On Pelosi, besides the Rove link, helpful links suggesting she perhaps approvingly knew but in no event did she think, back then, to do the simple write-a-secret-letter CYA step as Harman promptly on taking over the senior Dem seat on the House Intell. Committee did.
http://www.cnn.com/2009/POLITICS/05/12/pelosi.waterboarding/
http://womensissues.about.com/b/2009/05/15/could-prior-knowledge-of-waterboarding-be-nancy-pelosis-waterloo.htm
http://womensissues.about.com/b/2007/12/09/cruel-and-unusual-pelosi-nancy-knew-about-waterboarding-since-2002.htm#gB3
http://civilliberty.about.com/b/2009/05/14/nancy-pelosi-torture-and-culpability.htm
http://www.washingtonpost.com/wp-dyn/content/article/2007/12/08/AR2007120801664.html?hpid=topnews&sub=AR
So whether she splits hairs and rewrites history somewhat, she appears to have been told enough to then have registered some official negative response had she then so intended.
And there was Porter Goss and the Goslings when he got to the CIA destroying the interrogation tapes, a separate story you do not explicitly mention, condemn, or condone.
If they saw nothing wrong, why screw with the evidence on record???
You appear to take the Cheney-Limbaugh position, rather than the McCain-Paul position over these things - Paul does not see any Constitutional torture imperative; or do you assert he does?
The MSNBC crowd last night argued that it all traces back to Cheney, and wanting to manufacture the nonexistent tie between al Quaida and Saddam; and if Cambone’s been out of that loop it would truly surprise me immensely. Thus they argued that getting reliable information via such means was not the objective, but expediently getting politically useful false statements was. Any thoughts?
Comment by eric z • 15May2009 @ 11:40 am
1) There was a tenuous link between Osama & Saddam, which Stephen Hayes documents in his book, but nobody has suggested that Saddam was linked to the 9/11 attacks.
2) I haven’t read enough on the interrogation tapes to know much about it.
3) Ron Paul is mistaken in his beliefs & McCain’s position is understandable & wrong.

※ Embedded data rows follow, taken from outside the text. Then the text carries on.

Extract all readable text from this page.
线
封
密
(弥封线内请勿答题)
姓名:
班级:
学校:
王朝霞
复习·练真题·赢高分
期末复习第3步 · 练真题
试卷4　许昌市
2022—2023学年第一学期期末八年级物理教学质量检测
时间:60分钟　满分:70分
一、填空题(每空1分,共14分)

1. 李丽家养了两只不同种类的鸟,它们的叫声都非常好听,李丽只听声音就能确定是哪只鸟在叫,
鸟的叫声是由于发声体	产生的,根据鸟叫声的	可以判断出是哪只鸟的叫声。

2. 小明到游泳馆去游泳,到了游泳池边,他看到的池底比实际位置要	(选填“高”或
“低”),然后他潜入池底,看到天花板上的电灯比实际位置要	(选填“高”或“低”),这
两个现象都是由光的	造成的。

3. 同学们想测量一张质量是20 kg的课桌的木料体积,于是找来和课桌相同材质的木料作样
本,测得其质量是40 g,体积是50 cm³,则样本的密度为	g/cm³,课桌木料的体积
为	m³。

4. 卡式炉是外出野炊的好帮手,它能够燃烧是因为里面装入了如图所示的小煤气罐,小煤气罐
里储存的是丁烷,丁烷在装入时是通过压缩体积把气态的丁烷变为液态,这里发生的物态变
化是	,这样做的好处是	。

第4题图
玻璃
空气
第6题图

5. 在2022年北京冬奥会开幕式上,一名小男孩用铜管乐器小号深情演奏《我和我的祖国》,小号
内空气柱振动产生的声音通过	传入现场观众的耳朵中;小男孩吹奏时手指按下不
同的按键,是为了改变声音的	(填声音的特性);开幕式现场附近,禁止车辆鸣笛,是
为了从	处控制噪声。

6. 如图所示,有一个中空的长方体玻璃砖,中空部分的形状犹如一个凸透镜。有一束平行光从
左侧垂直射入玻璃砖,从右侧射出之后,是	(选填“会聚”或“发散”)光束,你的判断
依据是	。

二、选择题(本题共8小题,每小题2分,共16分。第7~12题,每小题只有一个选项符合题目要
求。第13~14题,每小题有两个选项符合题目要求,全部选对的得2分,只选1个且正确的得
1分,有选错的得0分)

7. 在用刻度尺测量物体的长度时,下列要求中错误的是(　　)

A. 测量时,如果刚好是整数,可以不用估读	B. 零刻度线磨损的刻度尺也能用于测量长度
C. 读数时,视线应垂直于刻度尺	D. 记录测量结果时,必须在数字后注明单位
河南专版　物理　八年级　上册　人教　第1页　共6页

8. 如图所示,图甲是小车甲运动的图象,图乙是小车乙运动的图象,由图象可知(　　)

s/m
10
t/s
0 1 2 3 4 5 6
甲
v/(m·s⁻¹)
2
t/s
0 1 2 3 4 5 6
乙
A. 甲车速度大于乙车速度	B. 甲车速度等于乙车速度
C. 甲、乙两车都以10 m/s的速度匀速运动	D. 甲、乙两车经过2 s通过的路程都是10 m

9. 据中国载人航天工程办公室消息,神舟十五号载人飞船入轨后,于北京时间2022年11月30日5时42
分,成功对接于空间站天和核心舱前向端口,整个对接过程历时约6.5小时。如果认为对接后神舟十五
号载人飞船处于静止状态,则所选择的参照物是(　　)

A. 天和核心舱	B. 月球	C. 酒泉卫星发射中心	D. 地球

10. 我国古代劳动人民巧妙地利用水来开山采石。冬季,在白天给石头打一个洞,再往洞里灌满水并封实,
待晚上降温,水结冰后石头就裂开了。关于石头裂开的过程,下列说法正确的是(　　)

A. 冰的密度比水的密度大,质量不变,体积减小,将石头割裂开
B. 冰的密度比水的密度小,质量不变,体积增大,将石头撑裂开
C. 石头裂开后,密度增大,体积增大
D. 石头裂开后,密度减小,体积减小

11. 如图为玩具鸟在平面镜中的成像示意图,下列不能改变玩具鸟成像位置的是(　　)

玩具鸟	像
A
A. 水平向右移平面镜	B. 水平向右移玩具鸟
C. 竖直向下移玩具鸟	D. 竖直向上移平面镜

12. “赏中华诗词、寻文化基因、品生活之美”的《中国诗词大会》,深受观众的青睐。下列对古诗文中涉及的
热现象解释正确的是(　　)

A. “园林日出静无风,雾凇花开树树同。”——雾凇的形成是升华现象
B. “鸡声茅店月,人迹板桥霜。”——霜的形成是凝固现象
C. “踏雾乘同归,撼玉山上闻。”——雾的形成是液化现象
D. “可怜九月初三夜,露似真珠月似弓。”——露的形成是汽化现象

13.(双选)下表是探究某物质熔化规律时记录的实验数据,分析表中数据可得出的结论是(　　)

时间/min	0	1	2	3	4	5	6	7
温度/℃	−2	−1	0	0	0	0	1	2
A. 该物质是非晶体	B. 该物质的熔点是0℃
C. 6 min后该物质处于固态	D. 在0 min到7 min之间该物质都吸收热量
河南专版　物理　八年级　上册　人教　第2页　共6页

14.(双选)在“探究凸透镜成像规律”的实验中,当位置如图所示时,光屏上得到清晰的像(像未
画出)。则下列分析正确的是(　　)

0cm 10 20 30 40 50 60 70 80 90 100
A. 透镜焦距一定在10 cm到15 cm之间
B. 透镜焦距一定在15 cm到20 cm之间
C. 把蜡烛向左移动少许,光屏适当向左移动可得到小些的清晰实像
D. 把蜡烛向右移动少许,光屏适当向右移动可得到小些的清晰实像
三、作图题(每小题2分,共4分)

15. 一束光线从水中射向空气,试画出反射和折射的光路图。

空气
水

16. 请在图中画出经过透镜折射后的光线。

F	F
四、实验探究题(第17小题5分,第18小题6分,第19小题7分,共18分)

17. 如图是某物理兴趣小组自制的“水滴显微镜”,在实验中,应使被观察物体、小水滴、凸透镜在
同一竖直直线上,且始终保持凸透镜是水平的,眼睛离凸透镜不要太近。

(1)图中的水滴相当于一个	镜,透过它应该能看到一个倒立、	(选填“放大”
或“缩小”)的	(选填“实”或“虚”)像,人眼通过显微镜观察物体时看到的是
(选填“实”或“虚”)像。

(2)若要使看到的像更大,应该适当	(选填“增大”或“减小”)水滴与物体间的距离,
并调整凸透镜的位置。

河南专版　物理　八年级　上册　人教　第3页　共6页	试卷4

The Constitution gives the commander-in-chief the affirmative responsibility of protecting our nation from its enemies. That means, in a very literal sense, that it’s imperative that the commander-in-chief use everything in his/her power to protect the United States from its enemies.
I’d further argue that there’s a moral imperative that they protect thousands from attacks. Imagine having the tallest building in LA toppled during the busiest time of the day. Imagine, instead, that the busiest bridge in NYC being destroyed.
EITs prevented those things from happening & yes, we know that the regular interrogation techniques didn’t work. We know this because former CIA directors testified to that under oath.